Oscar was still a locus of power, so his krewe was instinctively migrating in his wake. They were “on vacation,” professional political operatives hoping for something to turn up. But the esprit de corps in Oscar’s entourage had all the tensile strength of a fortune cookie.

Oscar fetched his oxblood-leather shoulder satchel and, after mature consideration, tucked in a small nonlethal spraygun. Yosh Pelicanos, Oscar’s majordomo and bagman, passed him a fat debit card. Pelicanos was visibly tired, and still somewhat hungover from the prolonged celebration, but he was up and alert. As Oscar’s official second-in-command, Pelicanos always made it a point to be publicly counted on.

“I’ll go with you,” Pelicanos muttered, hunting for his hat. “Let me get properly dressed.”

“You stay, Yosh,” Oscar told him quietly. “We’re a long way from home. You keep an eye peeled back here.”

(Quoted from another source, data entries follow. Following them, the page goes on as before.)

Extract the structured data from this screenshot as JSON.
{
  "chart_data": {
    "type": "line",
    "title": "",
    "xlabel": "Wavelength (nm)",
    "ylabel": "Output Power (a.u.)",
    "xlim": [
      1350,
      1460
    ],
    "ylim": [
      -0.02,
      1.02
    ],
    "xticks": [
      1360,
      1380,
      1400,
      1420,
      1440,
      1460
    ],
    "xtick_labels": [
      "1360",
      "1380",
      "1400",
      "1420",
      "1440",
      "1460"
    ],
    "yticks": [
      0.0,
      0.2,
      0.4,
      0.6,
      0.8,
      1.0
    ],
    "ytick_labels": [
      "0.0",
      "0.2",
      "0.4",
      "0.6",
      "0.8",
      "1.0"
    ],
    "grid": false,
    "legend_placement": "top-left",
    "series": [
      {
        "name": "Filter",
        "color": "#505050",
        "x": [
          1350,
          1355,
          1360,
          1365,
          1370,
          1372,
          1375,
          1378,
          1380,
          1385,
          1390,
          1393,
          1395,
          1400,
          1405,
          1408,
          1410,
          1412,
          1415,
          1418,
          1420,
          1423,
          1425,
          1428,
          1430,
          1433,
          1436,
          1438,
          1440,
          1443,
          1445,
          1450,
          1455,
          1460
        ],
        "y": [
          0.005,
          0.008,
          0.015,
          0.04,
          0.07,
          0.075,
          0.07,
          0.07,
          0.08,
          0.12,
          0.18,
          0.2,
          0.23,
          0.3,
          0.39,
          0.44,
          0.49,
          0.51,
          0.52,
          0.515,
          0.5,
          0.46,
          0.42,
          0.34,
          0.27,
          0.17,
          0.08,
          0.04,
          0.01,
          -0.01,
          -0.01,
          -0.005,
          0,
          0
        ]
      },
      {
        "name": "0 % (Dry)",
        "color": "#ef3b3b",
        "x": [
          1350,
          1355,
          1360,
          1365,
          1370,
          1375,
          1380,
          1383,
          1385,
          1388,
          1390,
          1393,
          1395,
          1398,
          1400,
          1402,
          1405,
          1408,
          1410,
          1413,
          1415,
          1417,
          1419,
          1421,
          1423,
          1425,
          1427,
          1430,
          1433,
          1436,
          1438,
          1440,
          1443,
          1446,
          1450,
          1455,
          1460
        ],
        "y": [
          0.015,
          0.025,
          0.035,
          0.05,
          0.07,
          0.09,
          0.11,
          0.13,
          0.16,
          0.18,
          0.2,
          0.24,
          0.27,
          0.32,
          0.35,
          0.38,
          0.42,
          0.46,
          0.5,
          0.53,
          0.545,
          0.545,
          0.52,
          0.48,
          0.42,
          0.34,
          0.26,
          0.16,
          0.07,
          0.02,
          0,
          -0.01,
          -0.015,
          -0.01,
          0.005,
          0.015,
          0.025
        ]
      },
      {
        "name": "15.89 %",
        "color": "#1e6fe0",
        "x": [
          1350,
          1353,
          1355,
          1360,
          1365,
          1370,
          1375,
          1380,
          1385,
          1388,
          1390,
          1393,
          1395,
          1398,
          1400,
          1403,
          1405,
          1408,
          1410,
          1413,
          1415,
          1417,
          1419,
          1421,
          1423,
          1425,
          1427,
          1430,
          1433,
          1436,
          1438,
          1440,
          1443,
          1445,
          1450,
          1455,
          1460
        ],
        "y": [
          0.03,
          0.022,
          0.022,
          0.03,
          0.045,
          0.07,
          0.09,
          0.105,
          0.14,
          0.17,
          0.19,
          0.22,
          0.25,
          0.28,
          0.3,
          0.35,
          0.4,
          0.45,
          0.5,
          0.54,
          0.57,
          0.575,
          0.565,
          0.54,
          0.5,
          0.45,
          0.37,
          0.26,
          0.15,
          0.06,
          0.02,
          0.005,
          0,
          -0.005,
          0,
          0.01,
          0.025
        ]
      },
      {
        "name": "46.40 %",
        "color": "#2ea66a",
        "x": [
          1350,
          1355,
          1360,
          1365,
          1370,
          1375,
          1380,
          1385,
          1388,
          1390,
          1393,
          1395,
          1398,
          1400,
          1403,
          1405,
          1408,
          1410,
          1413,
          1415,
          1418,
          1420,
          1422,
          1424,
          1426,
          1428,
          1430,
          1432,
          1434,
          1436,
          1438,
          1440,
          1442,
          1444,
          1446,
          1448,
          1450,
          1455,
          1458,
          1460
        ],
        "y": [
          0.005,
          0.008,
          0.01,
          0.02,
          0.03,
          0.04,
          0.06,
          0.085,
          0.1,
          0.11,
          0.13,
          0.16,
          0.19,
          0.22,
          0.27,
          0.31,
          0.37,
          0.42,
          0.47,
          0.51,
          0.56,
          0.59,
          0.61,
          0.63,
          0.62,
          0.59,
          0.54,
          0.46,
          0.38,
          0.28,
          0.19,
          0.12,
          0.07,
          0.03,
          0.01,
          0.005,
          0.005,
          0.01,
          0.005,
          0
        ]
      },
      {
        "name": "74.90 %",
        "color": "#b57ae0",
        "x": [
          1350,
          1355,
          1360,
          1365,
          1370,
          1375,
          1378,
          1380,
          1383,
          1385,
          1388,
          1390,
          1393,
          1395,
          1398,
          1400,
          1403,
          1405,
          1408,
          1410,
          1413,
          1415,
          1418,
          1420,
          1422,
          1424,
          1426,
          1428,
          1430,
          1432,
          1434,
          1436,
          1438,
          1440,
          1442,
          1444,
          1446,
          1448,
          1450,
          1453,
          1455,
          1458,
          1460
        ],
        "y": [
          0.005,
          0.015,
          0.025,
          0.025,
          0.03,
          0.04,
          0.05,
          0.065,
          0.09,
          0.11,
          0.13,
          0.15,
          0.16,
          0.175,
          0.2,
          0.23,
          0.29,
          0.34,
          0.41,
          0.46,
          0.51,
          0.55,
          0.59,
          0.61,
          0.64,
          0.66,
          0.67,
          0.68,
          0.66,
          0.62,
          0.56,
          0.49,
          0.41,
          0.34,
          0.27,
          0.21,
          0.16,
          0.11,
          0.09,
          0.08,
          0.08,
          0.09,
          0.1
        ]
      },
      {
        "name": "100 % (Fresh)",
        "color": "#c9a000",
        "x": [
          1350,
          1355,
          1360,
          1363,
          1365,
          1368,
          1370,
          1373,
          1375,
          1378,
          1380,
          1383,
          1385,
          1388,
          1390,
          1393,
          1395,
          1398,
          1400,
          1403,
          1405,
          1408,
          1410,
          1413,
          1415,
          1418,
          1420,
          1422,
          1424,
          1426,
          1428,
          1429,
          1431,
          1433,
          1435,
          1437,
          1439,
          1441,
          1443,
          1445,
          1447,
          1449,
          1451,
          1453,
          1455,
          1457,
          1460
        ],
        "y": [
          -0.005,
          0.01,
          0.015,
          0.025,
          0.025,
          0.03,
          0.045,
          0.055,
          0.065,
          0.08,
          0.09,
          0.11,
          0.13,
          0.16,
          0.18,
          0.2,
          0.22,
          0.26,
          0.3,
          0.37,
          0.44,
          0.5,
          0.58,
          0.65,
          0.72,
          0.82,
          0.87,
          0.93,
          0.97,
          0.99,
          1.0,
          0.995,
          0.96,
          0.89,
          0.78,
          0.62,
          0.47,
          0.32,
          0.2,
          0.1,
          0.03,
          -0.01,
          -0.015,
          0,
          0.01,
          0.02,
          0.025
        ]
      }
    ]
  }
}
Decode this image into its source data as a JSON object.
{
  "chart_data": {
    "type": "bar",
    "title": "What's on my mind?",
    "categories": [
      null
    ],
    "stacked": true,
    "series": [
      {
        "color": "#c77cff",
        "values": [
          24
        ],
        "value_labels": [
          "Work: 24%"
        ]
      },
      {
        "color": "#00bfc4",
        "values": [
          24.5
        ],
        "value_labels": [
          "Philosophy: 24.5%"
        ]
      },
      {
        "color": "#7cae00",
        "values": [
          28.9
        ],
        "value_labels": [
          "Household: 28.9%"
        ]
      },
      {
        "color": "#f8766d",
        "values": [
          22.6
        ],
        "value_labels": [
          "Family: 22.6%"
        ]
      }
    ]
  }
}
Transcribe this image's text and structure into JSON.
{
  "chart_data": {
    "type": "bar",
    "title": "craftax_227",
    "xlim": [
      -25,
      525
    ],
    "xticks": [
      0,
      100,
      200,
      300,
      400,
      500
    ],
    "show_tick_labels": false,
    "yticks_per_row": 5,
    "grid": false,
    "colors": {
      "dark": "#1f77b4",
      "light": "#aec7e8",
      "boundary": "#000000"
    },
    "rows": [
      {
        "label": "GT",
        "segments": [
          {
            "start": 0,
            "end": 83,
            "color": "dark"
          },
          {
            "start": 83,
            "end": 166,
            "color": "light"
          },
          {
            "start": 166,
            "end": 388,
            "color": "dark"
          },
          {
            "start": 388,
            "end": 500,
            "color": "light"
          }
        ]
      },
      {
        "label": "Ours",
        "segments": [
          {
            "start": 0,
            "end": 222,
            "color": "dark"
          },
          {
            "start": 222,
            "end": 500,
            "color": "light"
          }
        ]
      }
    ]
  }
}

“I’ll get a coffee.” Pelicanos yawned, and reflexively clicked on a satellite news feed, erasing a bus window in a gush of networked data. He began hunting for his shoes.

“I’ll go with you!” Norman insisted brightly. “C’mon, Oscar, let me go!” Norman-the-Intern was the campaign’s last remaining gofer. The busy Bambakias campaign had once boasted a full three dozen interns, but all of the campaign’s other unpaid volunteers had stayed behind in Boston. Norman-the-Intern, however, an MIT college lad, had stuck around like a burr, laboring fanatically and absorbing inhuman levels of abuse. The campaign krewe had brought Norman along with them “on vacation,” more through habit than through any conscious decision.